Ботинок Макса он швырнул в багажник.
Вечером пили пиво у Витяя на кухне. Жена в маленькой комнате укладывала спать малыша, пела колыбельную. Слов не разобрать, одно мычание. На душе у Сани – сплошная промозглость, а на дворе по-летнему умопомрачительно пахнут сосны, и месяц, как нарисованный, торчит в верхнем углу окна.
Макса оба почти не знали, потому и не горевали особо. Да и пивом разве помянешь друга по-настоящему? Водку Витяю не дала купить жена. Она его строго блюдет. Снедь тоже не отличалась изысками: картошка вареная, сало, лук, помидоры.
– Надоело мне это, Санек, – признался Витяй. – Отвоевался я.
– Мирной жизни захотел? На завод собрался? Мы с тобой до армии отпахали у станка, а что получили, помнишь?
– А что? Я доволен был.
– Да не звезди ты! «Доволен»! Еще вспомни пакетик молочка за вредность и пусти слезу!
– Слезу в самый раз пускать по другому поводу. – У Витяя, видать, тоже погано было на душе.
– Тебе-то что горевать? Прогулялся с нами за компанию. Мог бы на печи лежать. Хозяин у нас щедрый, всем заплатил поровну.

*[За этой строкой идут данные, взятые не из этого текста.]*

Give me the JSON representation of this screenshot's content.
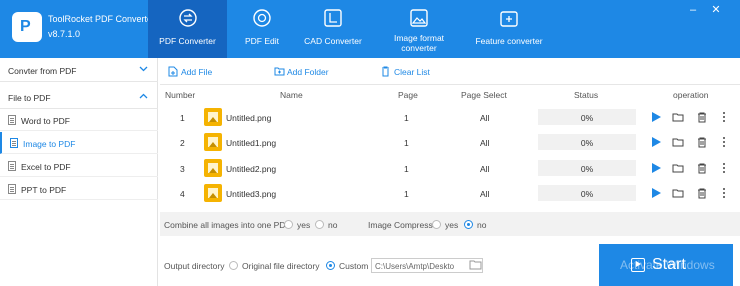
{
  "app": {
    "title": "ToolRocket PDF Converter",
    "version": "v8.7.1.0"
  },
  "nav": [
    {
      "label": "PDF Converter",
      "icon": "convert-icon"
    },
    {
      "label": "PDF Edit",
      "icon": "edit-icon"
    },
    {
      "label": "CAD Converter",
      "icon": "cad-icon"
    },
    {
      "label": "Image format converter",
      "icon": "image-icon"
    },
    {
      "label": "Feature converter",
      "icon": "feature-icon"
    }
  ],
  "sidebar": {
    "groups": [
      {
        "label": "Convter from PDF",
        "expanded": false
      },
      {
        "label": "File to PDF",
        "expanded": true
      }
    ],
    "items": [
      {
        "label": "Word to PDF"
      },
      {
        "label": "Image to PDF"
      },
      {
        "label": "Excel to PDF"
      },
      {
        "label": "PPT to PDF"
      }
    ]
  },
  "toolbar": {
    "add_file": "Add File",
    "add_folder": "Add Folder",
    "clear_list": "Clear List"
  },
  "table": {
    "headers": {
      "number": "Number",
      "name": "Name",
      "page": "Page",
      "page_select": "Page Select",
      "status": "Status",
      "operation": "operation"
    },
    "rows": [
      {
        "number": "1",
        "name": "Untitled.png",
        "page": "1",
        "page_select": "All",
        "status": "0%"
      },
      {
        "number": "2",
        "name": "Untitled1.png",
        "page": "1",
        "page_select": "All",
        "status": "0%"
      },
      {
        "number": "3",
        "name": "Untitled2.png",
        "page": "1",
        "page_select": "All",
        "status": "0%"
      },
      {
        "number": "4",
        "name": "Untitled3.png",
        "page": "1",
        "page_select": "All",
        "status": "0%"
      }
    ]
  },
  "options": {
    "combine_label": "Combine all images into one PDF",
    "combine_yes": "yes",
    "combine_no": "no",
    "combine_selected": "none",
    "compress_label": "Image Compress",
    "compress_yes": "yes",
    "compress_no": "no",
    "compress_selected": "no"
  },
  "output": {
    "label": "Output directory",
    "original": "Original file directory",
    "custom": "Custom",
    "selected": "custom",
    "path": "C:\\Users\\Amtp\\Deskto"
  },
  "start_label": "Start",
  "watermark": "Activate Windows",
  "colors": {
    "accent": "#1e88e5",
    "accent_dark": "#1565c0"
  }
}
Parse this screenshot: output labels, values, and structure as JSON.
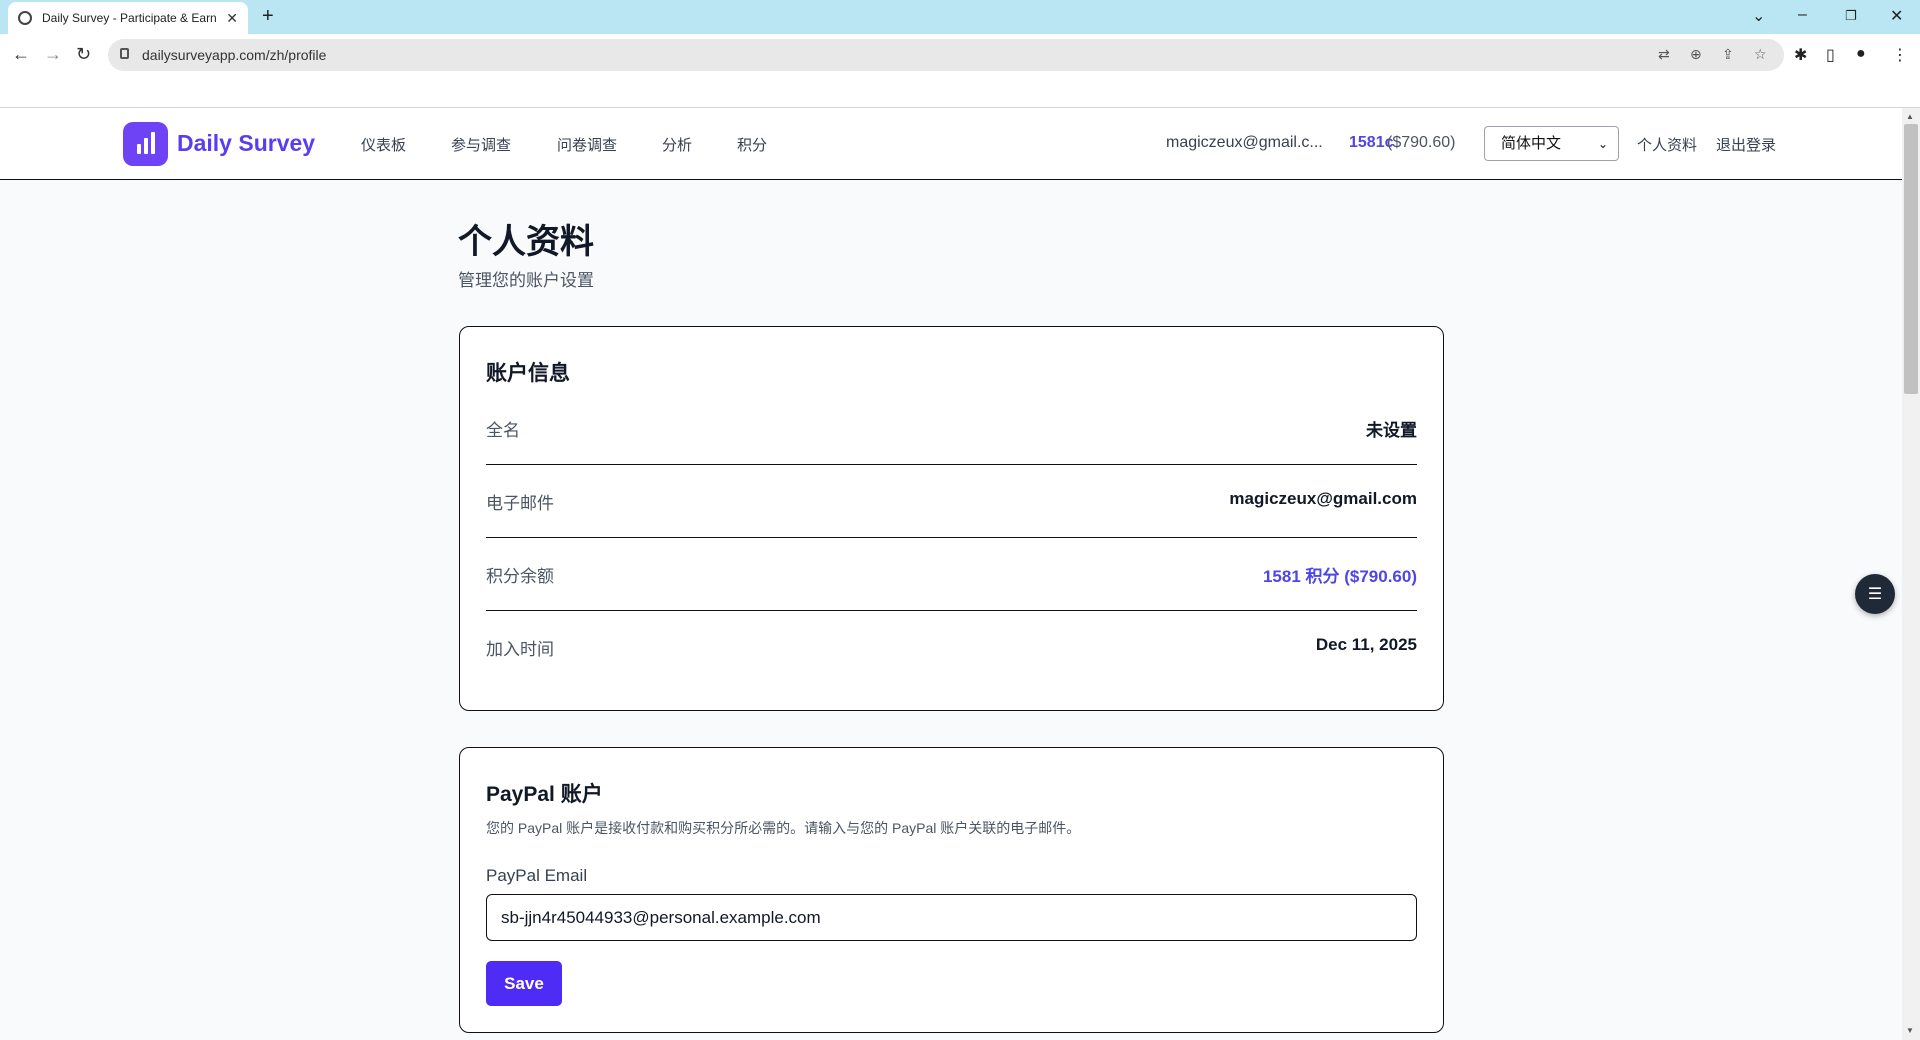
{
  "browser": {
    "tab_title": "Daily Survey - Participate & Earn",
    "close_glyph": "✕",
    "new_tab_glyph": "+",
    "url": "dailysurveyapp.com/zh/profile"
  },
  "header": {
    "brand": "Daily Survey",
    "nav": [
      "仪表板",
      "参与调查",
      "问卷调查",
      "分析",
      "积分"
    ],
    "email": "magiczeux@gmail.c...",
    "points": "1581c",
    "points_usd": "($790.60)",
    "language": "简体中文",
    "profile_link": "个人资料",
    "logout_link": "退出登录"
  },
  "page": {
    "title": "个人资料",
    "subtitle": "管理您的账户设置"
  },
  "account": {
    "title": "账户信息",
    "rows": [
      {
        "label": "全名",
        "value": "未设置"
      },
      {
        "label": "电子邮件",
        "value": "magiczeux@gmail.com"
      },
      {
        "label": "积分余额",
        "value": "1581 积分 ($790.60)"
      },
      {
        "label": "加入时间",
        "value": "Dec 11, 2025"
      }
    ]
  },
  "paypal": {
    "title": "PayPal 账户",
    "description": "您的 PayPal 账户是接收付款和购买积分所必需的。请输入与您的 PayPal 账户关联的电子邮件。",
    "field_label": "PayPal Email",
    "field_value": "sb-jjn4r45044933@personal.example.com",
    "save_label": "Save"
  },
  "colors": {
    "brand": "#6d43f5",
    "accent": "#4f46e5",
    "button": "#4f2cf5"
  }
}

Наша жеребьевка его мало интересовала. Главное, задание выполнили. И нечего сопли распускать! Вон Пит «замочил» пацана, а всю дорогу шутил…
– А девчонка-то жива осталась, – со злорадной улыбкой заметил Витяй. – Недоработочка вышла у Петьки! Я бы на его месте не шутил. Хозяину вряд ли это понравится.

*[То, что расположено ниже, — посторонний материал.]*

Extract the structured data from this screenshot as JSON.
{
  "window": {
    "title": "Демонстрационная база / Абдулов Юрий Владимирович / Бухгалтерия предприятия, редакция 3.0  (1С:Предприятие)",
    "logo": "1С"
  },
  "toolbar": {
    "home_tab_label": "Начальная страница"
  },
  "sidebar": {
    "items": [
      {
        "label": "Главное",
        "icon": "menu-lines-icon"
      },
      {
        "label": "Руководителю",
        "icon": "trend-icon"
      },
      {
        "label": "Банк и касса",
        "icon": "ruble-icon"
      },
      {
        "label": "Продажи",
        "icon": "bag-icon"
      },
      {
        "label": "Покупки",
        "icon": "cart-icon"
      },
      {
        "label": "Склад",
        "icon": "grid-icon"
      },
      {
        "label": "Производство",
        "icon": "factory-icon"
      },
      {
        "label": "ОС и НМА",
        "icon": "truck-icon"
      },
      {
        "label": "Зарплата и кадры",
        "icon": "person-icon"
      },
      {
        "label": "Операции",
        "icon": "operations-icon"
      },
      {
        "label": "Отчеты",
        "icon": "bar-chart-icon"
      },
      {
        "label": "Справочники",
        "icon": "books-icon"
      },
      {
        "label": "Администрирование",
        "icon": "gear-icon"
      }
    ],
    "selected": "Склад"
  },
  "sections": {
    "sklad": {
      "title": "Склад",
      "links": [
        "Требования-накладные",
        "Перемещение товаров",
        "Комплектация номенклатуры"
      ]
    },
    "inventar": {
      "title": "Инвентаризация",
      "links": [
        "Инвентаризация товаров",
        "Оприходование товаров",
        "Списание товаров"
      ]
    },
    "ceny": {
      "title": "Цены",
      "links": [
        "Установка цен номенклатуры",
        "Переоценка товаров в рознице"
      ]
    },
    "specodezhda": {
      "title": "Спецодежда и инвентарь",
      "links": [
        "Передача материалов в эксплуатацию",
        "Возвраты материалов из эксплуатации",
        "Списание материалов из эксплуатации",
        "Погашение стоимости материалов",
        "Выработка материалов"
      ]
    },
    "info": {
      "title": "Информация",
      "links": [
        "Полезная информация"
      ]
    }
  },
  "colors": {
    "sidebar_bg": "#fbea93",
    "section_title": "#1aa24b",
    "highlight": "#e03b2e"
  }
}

– Пустяки! – возразил Саня. – Такая малая для хозяина не помеха. Она наверняка уехала в город со своей бабкой, – предположил он. – Повезло им. И Пит только наполовину в дерьме.

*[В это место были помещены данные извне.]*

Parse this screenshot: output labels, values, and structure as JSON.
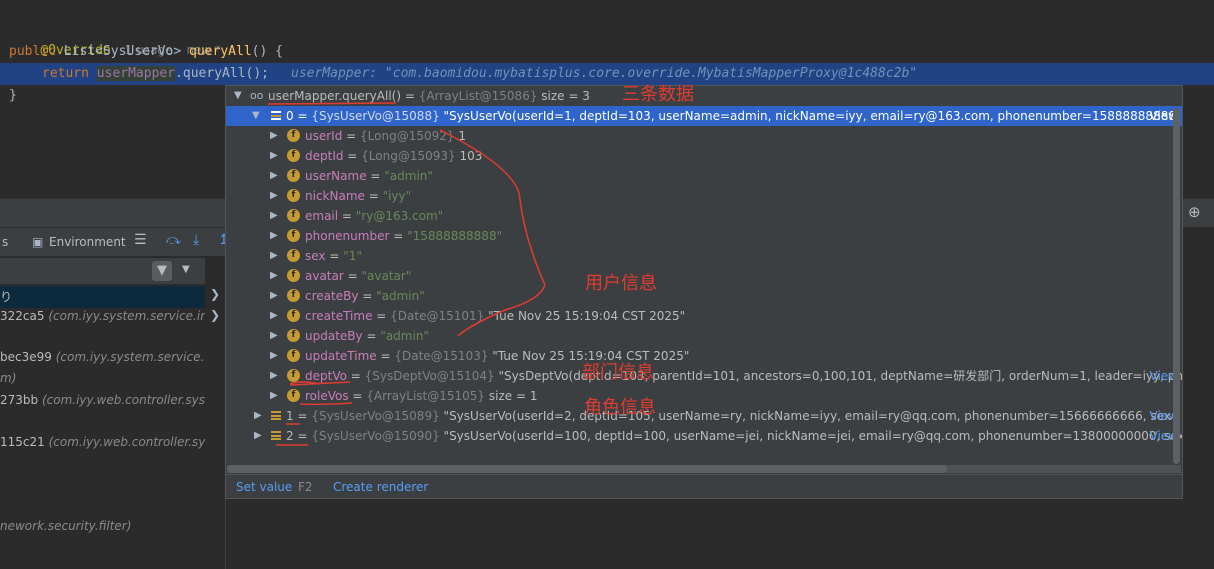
{
  "editor": {
    "annotation": "@Override",
    "usage_hint": "1 usage",
    "new_hint": "new *",
    "sig_public": "public",
    "sig_type": "List<SysUserVo>",
    "sig_method": "queryAll",
    "sig_tail": "() {",
    "ret_kw": "return",
    "ret_obj": "userMapper",
    "ret_call": ".queryAll();",
    "inline_value": "userMapper: \"com.baomidou.mybatisplus.core.override.MybatisMapperProxy@1c488c2b\"",
    "closing": "}"
  },
  "debug": {
    "tab_threads": "s",
    "tab_environment": "Environment",
    "frames_col_label": "Ev",
    "frames": [
      {
        "main": "り",
        "sub": ""
      },
      {
        "main": "322ca5",
        "sub": "(com.iyy.system.service.imp"
      },
      {
        "main": "bec3e99",
        "sub": "(com.iyy.system.service.in"
      },
      {
        "main": "m)",
        "sub": ""
      },
      {
        "main": "273bb",
        "sub": "(com.iyy.web.controller.syste"
      },
      {
        "main": "115c21",
        "sub": "(com.iyy.web.controller.syst"
      },
      {
        "main": "nework.security.filter)",
        "sub": ""
      }
    ]
  },
  "popup": {
    "root": {
      "name": "userMapper.queryAll()",
      "ref": "{ArrayList@15086}",
      "extra": "size = 3"
    },
    "item0": {
      "index": "0",
      "ref": "{SysUserVo@15088}",
      "value": "\"SysUserVo(userId=1, deptId=103, userName=admin, nickName=iyy, email=ry@163.com, phonenumber=15888888888, s...",
      "view": "View"
    },
    "fields": [
      {
        "name": "userId",
        "ref": "{Long@15092}",
        "value": "1",
        "kind": "num"
      },
      {
        "name": "deptId",
        "ref": "{Long@15093}",
        "value": "103",
        "kind": "num"
      },
      {
        "name": "userName",
        "ref": "",
        "value": "\"admin\"",
        "kind": "str"
      },
      {
        "name": "nickName",
        "ref": "",
        "value": "\"iyy\"",
        "kind": "str"
      },
      {
        "name": "email",
        "ref": "",
        "value": "\"ry@163.com\"",
        "kind": "str"
      },
      {
        "name": "phonenumber",
        "ref": "",
        "value": "\"15888888888\"",
        "kind": "str"
      },
      {
        "name": "sex",
        "ref": "",
        "value": "\"1\"",
        "kind": "str"
      },
      {
        "name": "avatar",
        "ref": "",
        "value": "\"avatar\"",
        "kind": "str"
      },
      {
        "name": "createBy",
        "ref": "",
        "value": "\"admin\"",
        "kind": "str"
      },
      {
        "name": "createTime",
        "ref": "{Date@15101}",
        "value": "\"Tue Nov 25 15:19:04 CST 2025\"",
        "kind": "num"
      },
      {
        "name": "updateBy",
        "ref": "",
        "value": "\"admin\"",
        "kind": "str"
      },
      {
        "name": "updateTime",
        "ref": "{Date@15103}",
        "value": "\"Tue Nov 25 15:19:04 CST 2025\"",
        "kind": "num"
      },
      {
        "name": "deptVo",
        "ref": "{SysDeptVo@15104}",
        "value": "\"SysDeptVo(deptId=103, parentId=101, ancestors=0,100,101, deptName=研发部门, orderNum=1, leader=iyy, ph...",
        "kind": "num",
        "view": "View"
      },
      {
        "name": "roleVos",
        "ref": "{ArrayList@15105}",
        "value": "size = 1",
        "kind": "num"
      }
    ],
    "item1": {
      "index": "1",
      "ref": "{SysUserVo@15089}",
      "value": "\"SysUserVo(userId=2, deptId=105, userName=ry, nickName=iyy, email=ry@qq.com, phonenumber=15666666666, sex=1...",
      "view": "View"
    },
    "item2": {
      "index": "2",
      "ref": "{SysUserVo@15090}",
      "value": "\"SysUserVo(userId=100, deptId=100, userName=jei, nickName=jei, email=ry@qq.com, phonenumber=13800000000, sex...",
      "view": "View"
    },
    "footer": {
      "set_value": "Set value",
      "shortcut": "F2",
      "create_renderer": "Create renderer"
    }
  },
  "annotations": {
    "three_records": "三条数据",
    "user_info": "用户信息",
    "dept_info": "部门信息",
    "role_info": "角色信息",
    "color": "#e03c31"
  }
}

– Ни фига, – покачал головой Витяй. –Девчонка была в доме.
– С чего ты взял?
– Нетрудно догадаться. Она просто отсиделась в сортире. Когда мы вошли в дом, она уже была там. Иногда полезно, Санек, не полениться и встать по малой нужде, даже если сортир находится во дворе.
– Почему охранник, в таком случае, не предупредил?
– Он мог и не увидеть ее. Этот Иуда ждал нас и смотрел на дорогу.
Значит, к дому стоял спиной.
– Что же ты Питу не подсказал?
– А зачем? У каждого свой жребий. Пит мог бы и пораскинуть мозгами за такие бабки. Прострелить череп пятилетнему малышу всякий дурак сможет. А девчонка, кстати, не такая уж и маленькая. Ей двенадцать лет. Вот будет здорово, если она засветит нас!
Хрипловатый, приглушенный смех, вырвавшийся из груди Витяя, доконал и без того издерганного Саню.
– Что же ты, мудак, молчал?! – шандарахнул он кулаком по столу.
Нудное мычание в соседней комнате сразу прекратилось. Негромко заплакал малыш. Саня тут же осекся.
– Ты мне ребенка заикой сделаешь, идиот! – Тихо, но как-то незлобно прошипел ему в лицо Витяй. – О девчонке я уже в машине догадался, – объяснил он. – Не поворачивать же было назад.
– Постой-ка! – заподозрил неладное Саня. – Откуда ты знаешь, что ей двенадцать лет, а пацану пять? Этого не знал даже хозяин. Я помню, как Пит расспрашивал его о детях Овчинникова.
Витяй хмыкнул, будто признаваясь: «Делать нечего. Расколол», – и, закурив, выдал:
– Это я собираю информацию для хозяина. Несколько дней следил за домом. Вытащил у них из почтового ящика письмо. Насте, так зовут девчонку, писала ее школьная подруга. Соскучилась на каникулах. Из письма я понял, что Насте двенадцать лет, а ее брату – пять. Подруга писала о своей сестренке, которая учится читать, потому что ей на следующий год в школу, и упомянула Настиного брата. В том смысле, что ему в школу еще не скоро. Теперь точно не скоро. Пит постарался. И охранника. Иуду, тоже, кстати, я завербовал. Он, сука, поначалу отбрыкивался, даже угрожал мне. Но хозяин не поскупился. Тот получил куда больше, чем его библейский двойник. Вернее, должен был получить. Ты сделал для хозяина доброе дело. Он просто обязан тебе добавить. А ты не скромничай, сам попроси.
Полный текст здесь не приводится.